The first image is running both perf-worker-3.6 and perf-worker simultaneously, and setting them up to run 50 models each (50 models 10 step workers, is 500+ steps/second trying to run.)

perf-worker-3.6 got up to 10k / second, while perf-worker was pretty consistent around 1k/second.
The second image is first running perf-worker-3.6 and having it scale to 100 models, and then perf-worker and having it scale to 100 models. This time perf-worker-3.6 got to around 20k/s, while perf-worker again stayed close to 1k/s. At the same time, CPU load capped out for perf-worker around 300%. So some of this is just our internal semaphore throttling.

As another data point:

$ time juju models -c perf-36| wc -l
53

real    0m0.098s
user    0m0.048s
sys     0m0.068s
$ time juju models -c perf-40 | wc -l
54

real    0m14.606s
user    0m0.097s
sys     0m0.023s

So juju models slowed down quite a bit as the number of models increased. In the separate testing:

$ time juju models -c perf-40 | wc -l
103

real    1m9.098s
user    0m0.079s
sys     0m0.033s

This might just be poorly optimized queries, though, and not just about load. (it is easy for juju models to be at least linear with a bad factor, and trivially become quadratic if we haven't optimized it.)

jameinel · 2024-09-27T01:08:48Z

One very positive note. All of this was juju bootstrap lxd; juju consume mk8s:prometheus; juju integrate -m controller controller prometheus and those cross model relations worked across a 3.5 microk8s controller, a 3.6 test and a 4.0 test controller. There were some other issues to address (being able to label your data feeds), but the easy of getting grafana up, and getting it scraping your controllers was really good.

SimonRichardson · 2024-09-27T11:24:38Z

I ran the same setup, microk8s + cos-lite and 3.6 and 4.0 relating to that prometheus. Mongo stayed at 4000 req/s and dqlite was the low 300 req/s. I added more models (to 40 models) and it just highlighted that mongo can perform more queries, whilst dqlite was hovering around the same amount. It's clear that the rate-limiting is just hurting us.

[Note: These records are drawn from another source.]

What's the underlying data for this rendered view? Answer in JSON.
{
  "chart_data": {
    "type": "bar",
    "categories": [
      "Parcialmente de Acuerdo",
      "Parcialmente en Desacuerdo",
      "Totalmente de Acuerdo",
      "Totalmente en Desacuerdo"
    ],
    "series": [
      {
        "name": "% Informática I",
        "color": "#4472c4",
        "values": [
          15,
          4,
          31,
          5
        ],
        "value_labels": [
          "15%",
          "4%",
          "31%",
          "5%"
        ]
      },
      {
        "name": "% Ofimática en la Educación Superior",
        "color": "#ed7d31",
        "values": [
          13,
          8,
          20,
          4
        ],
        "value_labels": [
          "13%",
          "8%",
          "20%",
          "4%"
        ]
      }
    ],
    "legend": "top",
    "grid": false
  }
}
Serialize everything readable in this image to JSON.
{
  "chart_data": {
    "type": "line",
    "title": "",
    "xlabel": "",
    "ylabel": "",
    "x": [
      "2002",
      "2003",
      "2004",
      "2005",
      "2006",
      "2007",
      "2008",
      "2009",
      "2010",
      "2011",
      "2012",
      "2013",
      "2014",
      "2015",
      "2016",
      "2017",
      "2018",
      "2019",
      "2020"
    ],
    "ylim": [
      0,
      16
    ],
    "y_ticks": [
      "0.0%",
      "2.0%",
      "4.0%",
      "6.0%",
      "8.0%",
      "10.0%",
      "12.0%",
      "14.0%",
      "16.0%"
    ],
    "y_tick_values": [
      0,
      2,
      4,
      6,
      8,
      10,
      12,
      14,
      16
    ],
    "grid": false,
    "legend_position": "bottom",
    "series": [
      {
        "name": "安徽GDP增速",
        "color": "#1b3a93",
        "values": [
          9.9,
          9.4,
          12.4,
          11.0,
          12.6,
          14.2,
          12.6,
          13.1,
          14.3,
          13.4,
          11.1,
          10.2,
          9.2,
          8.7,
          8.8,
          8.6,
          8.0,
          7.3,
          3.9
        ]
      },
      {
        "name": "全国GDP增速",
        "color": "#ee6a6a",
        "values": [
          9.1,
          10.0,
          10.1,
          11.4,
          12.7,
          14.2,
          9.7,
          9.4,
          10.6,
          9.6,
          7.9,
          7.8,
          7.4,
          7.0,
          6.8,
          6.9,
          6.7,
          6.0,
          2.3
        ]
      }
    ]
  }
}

It's clear we can't run without the semaphore (performance dropped), we need to work out a better strategy for this. I'm unsure what.

Observations

Adding more models whilst underload is a lot slower for dqlite. This is obvious, once you realize we're being rate-limited.

SimonRichardson · 2024-09-27T13:28:40Z

I've experimented with creating a poor man's hash ring in a branch.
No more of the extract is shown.